Avec un Bac L en poche, il envisage des études littéraires. « J’aime lire, écrire. En fait, j’étais très indécis à ce moment-là. Ma prof de français en cinquième avait dit à mes parents :  Paulin, c’est l’artiste même. Il fait ce qu’il veut, quand il veut ». Lui en veut toujours plus, encouragés par ses proches. « La Cinéscénie au Puy-du-Fou, les académies juniors, l’IMV (Institut Musical), la danse au Conservatoire de Cholet. Mes parents m’ont toujours laissé une grande liberté sur mes activités. J’ai eu la chance de découvrir beaucoup de choses ».  Il entend parler de l’école Rudra Béjart à Lausanne, la seule école gratuite basée sur la danse, accordant une place prépondérante à la recherche personnelle. « Pourquoi ne pas essayer ? Lors de l’audition, j’avais énormément de complexes en voyant d’autres élèves, surtout qu’il y a pléthore de candidats pour des promos qui ne dépassent guère la vingtaine d’élèves. J’ai eu la chance d’être pris ! ». Paulin rejoint cette école prisée qui accueille des élèves de nationalités différentes.
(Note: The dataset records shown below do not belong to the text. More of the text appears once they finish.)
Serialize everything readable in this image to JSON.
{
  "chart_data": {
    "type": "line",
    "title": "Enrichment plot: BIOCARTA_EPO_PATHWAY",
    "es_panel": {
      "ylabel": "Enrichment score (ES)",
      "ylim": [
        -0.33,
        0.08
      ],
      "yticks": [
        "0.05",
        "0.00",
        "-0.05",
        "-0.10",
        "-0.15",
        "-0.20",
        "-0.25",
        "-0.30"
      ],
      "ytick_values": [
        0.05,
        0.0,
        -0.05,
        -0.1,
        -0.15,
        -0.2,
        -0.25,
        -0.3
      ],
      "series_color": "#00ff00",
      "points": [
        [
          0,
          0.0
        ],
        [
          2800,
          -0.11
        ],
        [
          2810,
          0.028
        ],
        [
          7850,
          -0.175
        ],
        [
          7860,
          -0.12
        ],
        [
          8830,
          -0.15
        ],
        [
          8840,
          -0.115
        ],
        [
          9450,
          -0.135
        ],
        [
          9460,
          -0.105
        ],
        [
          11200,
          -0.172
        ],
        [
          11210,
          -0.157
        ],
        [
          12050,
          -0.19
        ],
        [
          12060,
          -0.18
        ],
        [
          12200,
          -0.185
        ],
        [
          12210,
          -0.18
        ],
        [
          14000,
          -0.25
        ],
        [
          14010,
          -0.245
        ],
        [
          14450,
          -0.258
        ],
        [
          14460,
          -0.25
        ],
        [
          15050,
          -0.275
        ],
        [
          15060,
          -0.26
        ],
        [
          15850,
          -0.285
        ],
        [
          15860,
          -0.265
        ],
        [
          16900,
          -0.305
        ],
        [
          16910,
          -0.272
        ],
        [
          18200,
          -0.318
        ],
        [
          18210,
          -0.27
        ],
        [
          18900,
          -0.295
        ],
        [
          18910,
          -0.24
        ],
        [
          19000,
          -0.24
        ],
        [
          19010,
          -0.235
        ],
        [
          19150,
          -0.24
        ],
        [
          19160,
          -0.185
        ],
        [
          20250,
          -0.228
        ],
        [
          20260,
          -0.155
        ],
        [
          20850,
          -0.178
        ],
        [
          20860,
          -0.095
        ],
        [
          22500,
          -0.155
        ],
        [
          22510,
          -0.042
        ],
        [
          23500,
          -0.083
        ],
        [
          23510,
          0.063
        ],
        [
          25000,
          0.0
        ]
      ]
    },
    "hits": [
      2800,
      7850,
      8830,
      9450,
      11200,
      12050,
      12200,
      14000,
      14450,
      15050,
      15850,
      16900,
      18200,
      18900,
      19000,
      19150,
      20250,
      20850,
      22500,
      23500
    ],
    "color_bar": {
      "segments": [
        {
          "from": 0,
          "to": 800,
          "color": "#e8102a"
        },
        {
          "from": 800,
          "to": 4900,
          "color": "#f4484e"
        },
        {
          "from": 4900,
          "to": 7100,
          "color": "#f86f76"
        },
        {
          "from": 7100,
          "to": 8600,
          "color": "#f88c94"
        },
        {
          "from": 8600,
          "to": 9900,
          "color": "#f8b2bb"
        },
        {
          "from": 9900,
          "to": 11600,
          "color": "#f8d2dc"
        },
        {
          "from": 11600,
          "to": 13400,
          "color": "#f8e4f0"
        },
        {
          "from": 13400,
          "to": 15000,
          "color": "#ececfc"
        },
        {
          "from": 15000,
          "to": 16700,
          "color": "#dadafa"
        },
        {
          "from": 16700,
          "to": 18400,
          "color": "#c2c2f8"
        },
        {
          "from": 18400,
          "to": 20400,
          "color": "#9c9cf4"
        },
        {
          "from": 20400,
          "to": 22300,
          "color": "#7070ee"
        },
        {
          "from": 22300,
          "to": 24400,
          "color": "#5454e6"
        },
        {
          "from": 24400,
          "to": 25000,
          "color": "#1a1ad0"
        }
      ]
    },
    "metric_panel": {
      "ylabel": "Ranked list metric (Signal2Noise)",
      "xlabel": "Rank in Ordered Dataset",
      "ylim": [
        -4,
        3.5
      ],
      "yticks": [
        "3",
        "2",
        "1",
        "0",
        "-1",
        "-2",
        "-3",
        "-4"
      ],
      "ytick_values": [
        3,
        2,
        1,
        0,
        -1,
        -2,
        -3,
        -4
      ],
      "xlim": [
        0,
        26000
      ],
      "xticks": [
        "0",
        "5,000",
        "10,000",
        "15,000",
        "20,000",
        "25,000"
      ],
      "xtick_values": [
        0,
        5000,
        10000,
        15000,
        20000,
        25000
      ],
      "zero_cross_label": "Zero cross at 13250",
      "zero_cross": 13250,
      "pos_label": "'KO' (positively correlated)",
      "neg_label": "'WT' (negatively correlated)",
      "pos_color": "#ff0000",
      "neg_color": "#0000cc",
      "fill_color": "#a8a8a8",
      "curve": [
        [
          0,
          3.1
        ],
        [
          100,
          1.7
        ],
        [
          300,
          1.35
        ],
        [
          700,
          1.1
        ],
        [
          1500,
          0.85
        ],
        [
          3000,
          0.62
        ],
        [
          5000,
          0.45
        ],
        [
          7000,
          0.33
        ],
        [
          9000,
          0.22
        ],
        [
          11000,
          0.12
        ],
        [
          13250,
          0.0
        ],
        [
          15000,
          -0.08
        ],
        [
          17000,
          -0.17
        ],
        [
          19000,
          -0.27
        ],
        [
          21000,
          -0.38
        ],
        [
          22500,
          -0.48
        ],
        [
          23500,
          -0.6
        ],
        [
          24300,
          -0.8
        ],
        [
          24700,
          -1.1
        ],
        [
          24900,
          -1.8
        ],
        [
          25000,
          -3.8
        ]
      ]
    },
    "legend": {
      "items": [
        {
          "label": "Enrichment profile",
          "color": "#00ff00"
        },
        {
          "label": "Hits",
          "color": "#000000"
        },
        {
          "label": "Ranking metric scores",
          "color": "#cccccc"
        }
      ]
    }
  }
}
Il y a dix ans, les danseurs noirs trouvaient difficilement leur place dans le milieu chorégraphique. « On commence tout juste à voir des danseurs de couleur dans les grands corps de ballet ». La compagnie Alvin Ailey de passage à Lausanne, est pionnière sur le plan de la diversité dans la danse moderne. « Après plusieurs échanges par mail, j’arrive à prendre la classe de la compagnie et à rencontrer le directeur pour lui faire part de mon envie d’intégrer la compagnie. Il m’indique qu’il ne recrute pas en tournée, qu’il faut que je tente l’audition à New-York, que la priorité est donnée aux élèves de leur propre école. New-York… c’était effrayant et grisant à la fois. J’ai pris l’avion pour passer l’audition et après les épreuves, on nous indique que la réponse viendra dans une à deux semaines. Le lendemain, je suis à l’aéroport quand je reçois un mail m’annonçant que je suis retenu en tant que boursier complet pour la Ailey School ! ».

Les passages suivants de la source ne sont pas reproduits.